Dopo il colpo di spugna della politica niente più sconti sull’Irpef che resterà al 23% e 27% nelle prime due aliquote, l’Iva aumenterà soltanto nei servizi alla persona (22% per prodotti farmaceutici, trasporti, voli, spettacoli, ristoranti e hotel) ma resterà fissa sui beni e servizi di prima necessità (10% alimenti, energia elettrica, gas, acqua e riparazioni). Le nuove deduzioni e detrazioni che nella prima versione avrebbero dovuto essere poste in essere retroattivamente (cioè a partire dall’anno fiscale 2012) entreranno in vigore a partire dal 2013. La franchigia di 250 euro per entrambe e il tetto di 3mila euro per le detrazioni si dovranno calcolare solamente nelle dichiarazioni dei redditi del 2014.

Ma allora dove sarà il guadagno? I 4,5 miliardi di euro risparmiati dal mancato taglio delle aliquote Irpef consentiranno di ridurre il cuneo fiscale ovverosia la differenza tra il costo del lavoro per l’impresa e il salario netto che finisce nella busta paga del lavoratore. Per il prossimo anno gli sgravi fiscali dovrebbero riguardare solo i lavoratori dipendenti, mentre dal 2014 interesseranno anche le imprese. Fra le associazioni a tutela dei consumatori, però, le reazioni sono tutt’altro che entusiastiche.
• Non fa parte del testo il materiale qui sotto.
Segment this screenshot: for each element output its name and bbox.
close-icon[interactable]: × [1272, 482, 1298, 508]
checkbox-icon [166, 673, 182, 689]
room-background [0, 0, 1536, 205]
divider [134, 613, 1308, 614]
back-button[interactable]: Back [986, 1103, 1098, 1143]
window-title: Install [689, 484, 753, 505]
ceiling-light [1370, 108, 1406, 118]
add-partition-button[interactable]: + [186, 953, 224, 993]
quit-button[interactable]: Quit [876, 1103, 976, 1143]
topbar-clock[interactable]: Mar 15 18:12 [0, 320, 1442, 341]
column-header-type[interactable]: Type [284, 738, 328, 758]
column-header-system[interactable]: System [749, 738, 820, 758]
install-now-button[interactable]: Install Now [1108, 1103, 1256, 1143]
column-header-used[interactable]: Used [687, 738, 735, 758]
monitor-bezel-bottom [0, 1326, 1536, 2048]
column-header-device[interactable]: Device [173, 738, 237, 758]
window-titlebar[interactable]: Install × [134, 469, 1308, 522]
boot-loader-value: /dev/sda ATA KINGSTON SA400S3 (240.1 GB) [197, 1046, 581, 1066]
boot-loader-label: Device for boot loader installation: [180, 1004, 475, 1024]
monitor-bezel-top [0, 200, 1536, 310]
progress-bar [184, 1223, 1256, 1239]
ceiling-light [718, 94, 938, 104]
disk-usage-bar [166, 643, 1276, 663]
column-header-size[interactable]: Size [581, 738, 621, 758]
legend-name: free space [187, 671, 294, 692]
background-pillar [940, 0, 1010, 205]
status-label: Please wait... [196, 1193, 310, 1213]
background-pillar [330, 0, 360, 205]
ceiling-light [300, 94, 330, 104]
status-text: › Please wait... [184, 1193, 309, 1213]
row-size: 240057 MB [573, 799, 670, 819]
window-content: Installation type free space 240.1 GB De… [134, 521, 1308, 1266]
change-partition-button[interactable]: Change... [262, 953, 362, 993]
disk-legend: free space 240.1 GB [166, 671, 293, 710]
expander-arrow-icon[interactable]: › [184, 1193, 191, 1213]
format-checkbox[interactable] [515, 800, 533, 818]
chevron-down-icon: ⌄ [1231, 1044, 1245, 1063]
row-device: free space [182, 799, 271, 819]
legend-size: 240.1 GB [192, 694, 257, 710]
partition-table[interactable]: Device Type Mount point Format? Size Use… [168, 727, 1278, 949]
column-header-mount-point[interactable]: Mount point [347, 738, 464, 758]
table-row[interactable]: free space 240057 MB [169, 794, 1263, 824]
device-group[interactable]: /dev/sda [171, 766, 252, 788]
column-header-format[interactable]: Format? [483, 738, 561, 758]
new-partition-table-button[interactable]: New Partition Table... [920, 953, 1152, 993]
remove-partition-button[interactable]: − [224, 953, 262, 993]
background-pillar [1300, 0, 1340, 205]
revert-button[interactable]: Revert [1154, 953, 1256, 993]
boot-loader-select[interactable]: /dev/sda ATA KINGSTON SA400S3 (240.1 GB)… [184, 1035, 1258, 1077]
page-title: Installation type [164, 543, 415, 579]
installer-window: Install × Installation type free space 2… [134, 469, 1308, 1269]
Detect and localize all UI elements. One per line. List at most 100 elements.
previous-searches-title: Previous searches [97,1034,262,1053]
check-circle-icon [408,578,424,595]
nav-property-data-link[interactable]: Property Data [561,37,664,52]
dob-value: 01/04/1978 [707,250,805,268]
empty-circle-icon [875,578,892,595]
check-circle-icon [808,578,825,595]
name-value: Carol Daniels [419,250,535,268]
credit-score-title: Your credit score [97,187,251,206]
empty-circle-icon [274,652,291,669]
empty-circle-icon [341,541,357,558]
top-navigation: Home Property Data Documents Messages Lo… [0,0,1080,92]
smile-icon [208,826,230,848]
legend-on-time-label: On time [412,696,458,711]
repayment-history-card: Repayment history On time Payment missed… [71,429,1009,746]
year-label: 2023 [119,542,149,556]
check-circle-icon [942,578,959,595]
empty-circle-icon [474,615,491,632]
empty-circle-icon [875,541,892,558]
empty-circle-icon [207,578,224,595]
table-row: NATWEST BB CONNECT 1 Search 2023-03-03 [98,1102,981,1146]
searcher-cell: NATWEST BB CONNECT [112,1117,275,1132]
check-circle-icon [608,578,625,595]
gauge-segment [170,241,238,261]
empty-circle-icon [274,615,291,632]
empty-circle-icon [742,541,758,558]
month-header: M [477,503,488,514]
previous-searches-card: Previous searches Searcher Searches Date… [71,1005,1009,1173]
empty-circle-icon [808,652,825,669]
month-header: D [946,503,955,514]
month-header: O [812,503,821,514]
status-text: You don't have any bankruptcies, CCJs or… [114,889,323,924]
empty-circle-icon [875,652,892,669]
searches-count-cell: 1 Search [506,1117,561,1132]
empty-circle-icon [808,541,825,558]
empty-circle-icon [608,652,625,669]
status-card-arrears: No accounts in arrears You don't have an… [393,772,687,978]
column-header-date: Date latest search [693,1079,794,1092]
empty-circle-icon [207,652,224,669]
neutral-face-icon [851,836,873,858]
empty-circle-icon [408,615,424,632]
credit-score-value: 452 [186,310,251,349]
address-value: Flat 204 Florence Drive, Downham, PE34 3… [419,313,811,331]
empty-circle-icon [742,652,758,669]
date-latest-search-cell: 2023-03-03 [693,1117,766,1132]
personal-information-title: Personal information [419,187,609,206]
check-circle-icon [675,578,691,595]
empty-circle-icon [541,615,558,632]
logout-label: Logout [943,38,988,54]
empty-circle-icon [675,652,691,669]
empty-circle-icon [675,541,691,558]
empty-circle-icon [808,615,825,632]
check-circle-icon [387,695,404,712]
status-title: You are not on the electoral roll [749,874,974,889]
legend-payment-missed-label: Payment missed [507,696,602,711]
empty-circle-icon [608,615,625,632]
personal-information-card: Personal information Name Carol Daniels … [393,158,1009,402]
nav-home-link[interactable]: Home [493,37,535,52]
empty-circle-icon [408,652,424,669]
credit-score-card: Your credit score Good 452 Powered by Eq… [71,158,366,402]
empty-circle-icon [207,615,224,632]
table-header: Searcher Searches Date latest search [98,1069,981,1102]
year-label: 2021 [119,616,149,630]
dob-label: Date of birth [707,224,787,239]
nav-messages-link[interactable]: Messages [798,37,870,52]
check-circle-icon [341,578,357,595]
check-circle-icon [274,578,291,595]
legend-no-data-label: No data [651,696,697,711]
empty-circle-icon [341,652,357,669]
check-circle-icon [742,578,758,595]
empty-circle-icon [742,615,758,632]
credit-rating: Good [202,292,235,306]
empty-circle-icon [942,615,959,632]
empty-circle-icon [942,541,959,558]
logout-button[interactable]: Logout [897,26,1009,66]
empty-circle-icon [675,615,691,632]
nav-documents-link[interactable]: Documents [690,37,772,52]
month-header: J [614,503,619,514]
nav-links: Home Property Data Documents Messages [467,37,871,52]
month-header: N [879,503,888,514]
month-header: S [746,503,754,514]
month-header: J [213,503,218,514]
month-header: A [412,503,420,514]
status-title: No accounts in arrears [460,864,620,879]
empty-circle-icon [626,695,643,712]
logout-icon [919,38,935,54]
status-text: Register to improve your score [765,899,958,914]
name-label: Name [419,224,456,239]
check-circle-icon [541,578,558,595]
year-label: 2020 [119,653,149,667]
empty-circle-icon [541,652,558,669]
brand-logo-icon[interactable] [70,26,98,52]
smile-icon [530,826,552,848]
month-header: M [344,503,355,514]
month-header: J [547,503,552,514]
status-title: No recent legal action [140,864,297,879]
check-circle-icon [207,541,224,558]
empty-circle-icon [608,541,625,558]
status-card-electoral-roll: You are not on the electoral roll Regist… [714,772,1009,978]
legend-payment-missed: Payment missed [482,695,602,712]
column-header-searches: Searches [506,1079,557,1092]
Secondo Carlo Sangalli, presidente di Confcommercio, basterà l’aumento al 22% dell’Iva a confermare il trend negativo nei consumi che quest’anno ha fatto registrare un – 3,3% rispetto al tutt’altro che roseo 2011. Se la tassazione sul lavoro rimarrà pressoché stabile, l’inflazione continuerà a galoppare trascinata (anche) dall’aumento dell’Iva. Come dire che ad alleggerire la busta paga e il potere d’acquisto degli italiani saranno, oltre alle tasse, anche i consumi. Per l’Italia mantenersi all’altezza della propria fama di Paese di risparmiatori sarà sempre più difficile.